Scotland’s second largest health board, NHS Lothian, will not be giving further treatment to smokers for non-urgent cases, with referrals from GPs being refused.
Dr. Zahid Raza said: “In Edinburgh, we will not see patients at the clinic that are still smoking. Evidence shows that they would not do well with the treatment.” He also went onto say: “We try to avoid intervention and, in around 80 percent of cases, a smoker’s condition will improve just simply by stopping smoking and smoking other lifestyle changes.”
Dr Jean Turner of the Scotland Patients Association said that she was “extremely disappointed”, adding: “I’m really quite shocked. You should not refuse to see anybody and certainly not penalise patients who are smoking.
“It is very God like and highly unfair to refuse to see anybody referred…Doctors are there to see if they can help and relieve symptoms.”
NHS Lothian is by no means unique. NHS Hertfordshire back in January 2012 also withdrew treatment to smokers and, as an ominous sign of the slippery slope, those with a Body Mass Index (BMI) of over 30 – i.e. the obese – are refused services too.
Smokers may well have a case of righteous indignation.
The average smoker smoking a packet a day will contribute £2,000 a year in additional taxation in VAT, income tax and National Insurance. That contribution amounts to £3,000 year, hence smokers pay nearly twice over. The aggregate total of tobacco taxes are £12.3 billion in 2012-2013.
It is also estimated that 70-80,000 people are directly and indirectly employed in the tobacco industry, adding a further £10 billion to government coffers.
Also, successive governments not only raised tobacco taxation in excess of inflation but also specifically ring fenced it to be spent on the NHS.
Despite the best endeavours of the anti smoking lobby, what is little known is that the only objective research done into the lifetime costs of treating smokers compared to other lifestyles was completed in 2008 by the Dutch Health Ministry.
The results calculated by actuaries found the lifetime cost from the age of twenty was the following:
Yes, smokes are 22 percent cheaper to treat throughout their lifetime, mainly from premature mortality.

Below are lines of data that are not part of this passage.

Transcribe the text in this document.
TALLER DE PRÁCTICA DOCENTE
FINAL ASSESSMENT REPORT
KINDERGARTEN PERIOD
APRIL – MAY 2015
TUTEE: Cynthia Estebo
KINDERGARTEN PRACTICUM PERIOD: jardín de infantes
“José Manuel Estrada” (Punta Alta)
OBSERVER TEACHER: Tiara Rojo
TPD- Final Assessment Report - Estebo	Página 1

Smokers probably have every right to be aggrieved. Given how much they contribute to UK PLC, being denied services seems outrageous. Maybe they should have the option of opting out of the NHS and going private and being able to buy a packet of cigarettes free of taxation.
A £7.00 pack will drop to less than a £1.00. Also, perhaps the NHS can do some sums in offering a refund to smokers, while taking away the cost of treating them so far. It seems they will have handsome refunds.
Also, smokers may well be also unhappy that they are being victimised, although as I hinted the obese are discriminated against too. Why should other groups like drug addicts, people with sports injuries, alcoholics and people infected from sexual contact be exempt? Especially in the context of the NHS paying for non-life threatening services such as tattoo removal, boob jobs and IVF.
In addition, is this not a contravention of the Hippocratic Oath?
The NHS has a lot of explaining to do.